The doctor gave Brook’s father a container of pills and a bottle of ointment, and then saw himself out. After a couple of days of staying in bed and being served on, the swelling did, eventually, begin to go down. On the morning of the third day, Brooke felt like she’d soon be ready to take off the bandages around her eyes.
“Brooke,” one of her maid’s called out to her from the doorway. “An old woman says she’s here to see you. Should I let her in?”
Brooke remember the old lady she had met, whom had accurately told her what would happen if she wanted her to change the colour of her eyes. Perhaps the old woman wasn’t as crazy as she had first thought. Telling the maid to let the lady in, Brooke waited patiently in her bed, until she heard the sounds a cane hitting the floor and a set of footsteps renter her room.
“I see you’ve healed up nicely,” the old woman’s voice remarked. “You could probably take off those bandages now, though.”
“What exactly did you do to me?” Brooke asked, ignoring the woman’s remarks. “How did you make my eyes swell?”
“I told you already,” the lady replied with a shaky voice. “I’m a witch. Now, why don’t you take off your bandages and go look at your new eyes?”
Doing as she was told, Brooke took off her bandages, before slowly finding her way to the bathroom that connected to her room. Once there, she opened her eyes and saw, with great surprise, that her eyes were a beautiful sky-blue colour.
Turning back to head into her bedroom, her joy slowly turned into something else, when she saw a little boy staring at her from inside her closet. His hair was jet black and his skin was ghostly pale. When he backed up into the shadows of her walk-in closet, his eyes glowed yellow in the dark.
“W-Who or what is that,” she stammered, when suddenly she noticed a pale hand coming out from underneath her bed. “Is that a dead body under my bed?!”

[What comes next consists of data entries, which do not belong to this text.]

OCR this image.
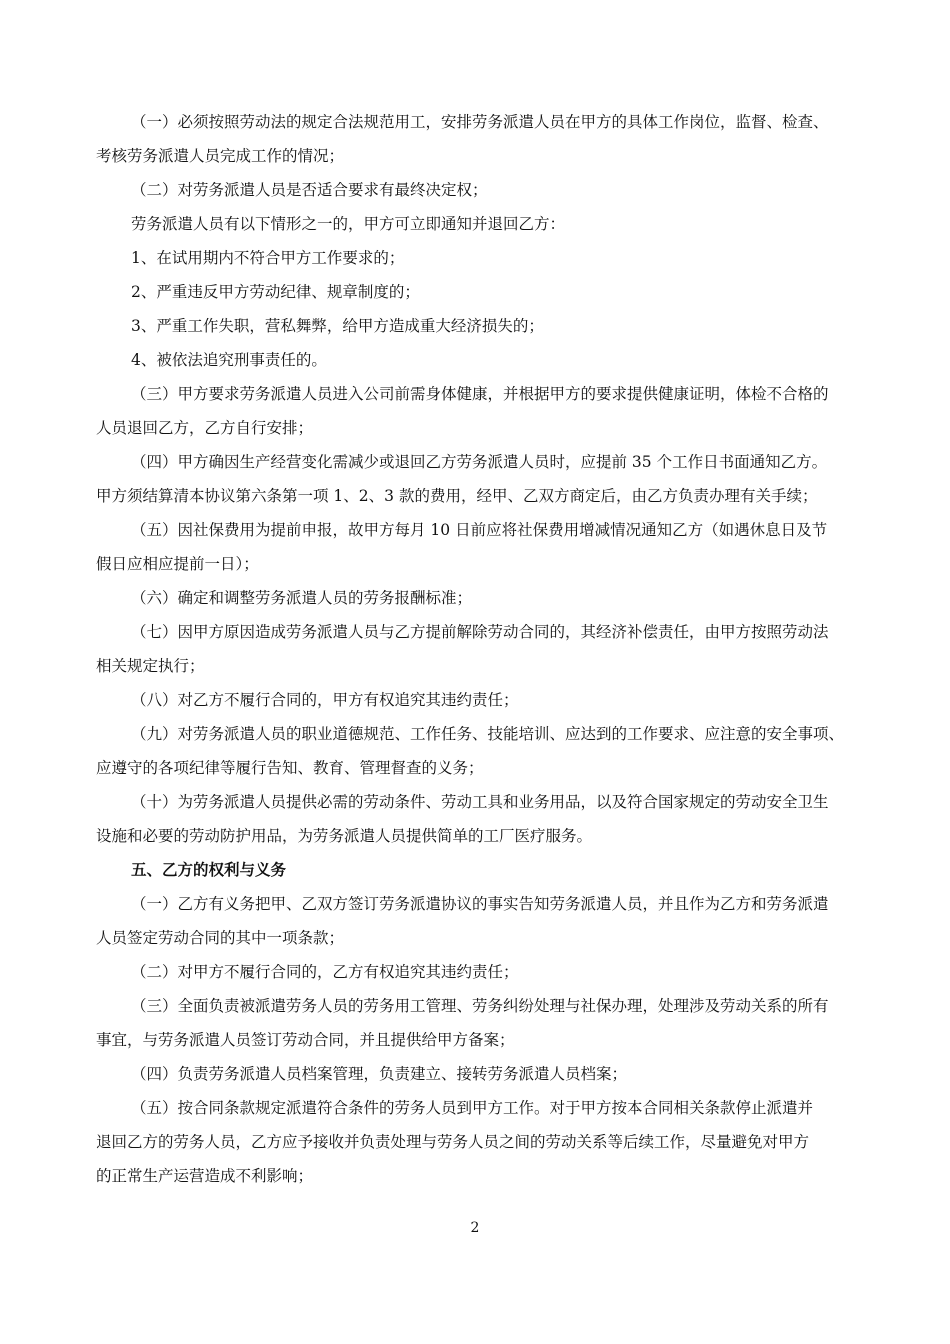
（一）必须按照劳动法的规定合法规范用工，安排劳务派遣人员在甲方的具体工作岗位，监督、检查、

考核劳务派遣人员完成工作的情况；

（二）对劳务派遣人员是否适合要求有最终决定权；

劳务派遣人员有以下情形之一的，甲方可立即通知并退回乙方：

1、在试用期内不符合甲方工作要求的；

2、严重违反甲方劳动纪律、规章制度的；

3、严重工作失职，营私舞弊，给甲方造成重大经济损失的；

4、被依法追究刑事责任的。

（三）甲方要求劳务派遣人员进入公司前需身体健康，并根据甲方的要求提供健康证明，体检不合格的

人员退回乙方，乙方自行安排；

（四）甲方确因生产经营变化需减少或退回乙方劳务派遣人员时，应提前 35 个工作日书面通知乙方。

甲方须结算清本协议第六条第一项 1、2、3 款的费用，经甲、乙双方商定后，由乙方负责办理有关手续；

（五）因社保费用为提前申报，故甲方每月 10 日前应将社保费用增减情况通知乙方（如遇休息日及节

假日应相应提前一日）；

（六）确定和调整劳务派遣人员的劳务报酬标准；

（七）因甲方原因造成劳务派遣人员与乙方提前解除劳动合同的，其经济补偿责任，由甲方按照劳动法

相关规定执行；

（八）对乙方不履行合同的，甲方有权追究其违约责任；

（九）对劳务派遣人员的职业道德规范、工作任务、技能培训、应达到的工作要求、应注意的安全事项、

应遵守的各项纪律等履行告知、教育、管理督查的义务；

（十）为劳务派遣人员提供必需的劳动条件、劳动工具和业务用品，以及符合国家规定的劳动安全卫生

设施和必要的劳动防护用品，为劳务派遣人员提供简单的工厂医疗服务。

五、乙方的权利与义务

（一）乙方有义务把甲、乙双方签订劳务派遣协议的事实告知劳务派遣人员，并且作为乙方和劳务派遣

人员签定劳动合同的其中一项条款；

（二）对甲方不履行合同的，乙方有权追究其违约责任；

（三）全面负责被派遣劳务人员的劳务用工管理、劳务纠纷处理与社保办理，处理涉及劳动关系的所有

事宜，与劳务派遣人员签订劳动合同，并且提供给甲方备案；

（四）负责劳务派遣人员档案管理，负责建立、接转劳务派遣人员档案；

（五）按合同条款规定派遣符合条件的劳务人员到甲方工作。对于甲方按本合同相关条款停止派遣并

退回乙方的劳务人员，乙方应予接收并负责处理与劳务人员之间的劳动关系等后续工作，尽量避免对甲方

的正常生产运营造成不利影响；

2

A dog’s growling suddenly filled the room, and Brooke looked over to see a zombie-like dog sliding its way across the floor towards her. She screamed and found herself out in the hallway at the top of the giant staircase that led to the main foyer.
“I told you that you didn’t want eyes like mine,” the old woman taunted from the main entrance, as she headed out the door. “You’ll end up being able to see the dead.”
Brooke tore her eyes away from the creatures crawling out of her bedroom door long enough to look down at the elderly woman for the first time that day and saw, just before she left, that the old woman’s eyes were a boring, brown colour.
Suddenly, a hand gripped Brooke’s shoulder and something else wrapped around her ankle, but she was frozen to the spot, too afraid to look behind her because of what she might see.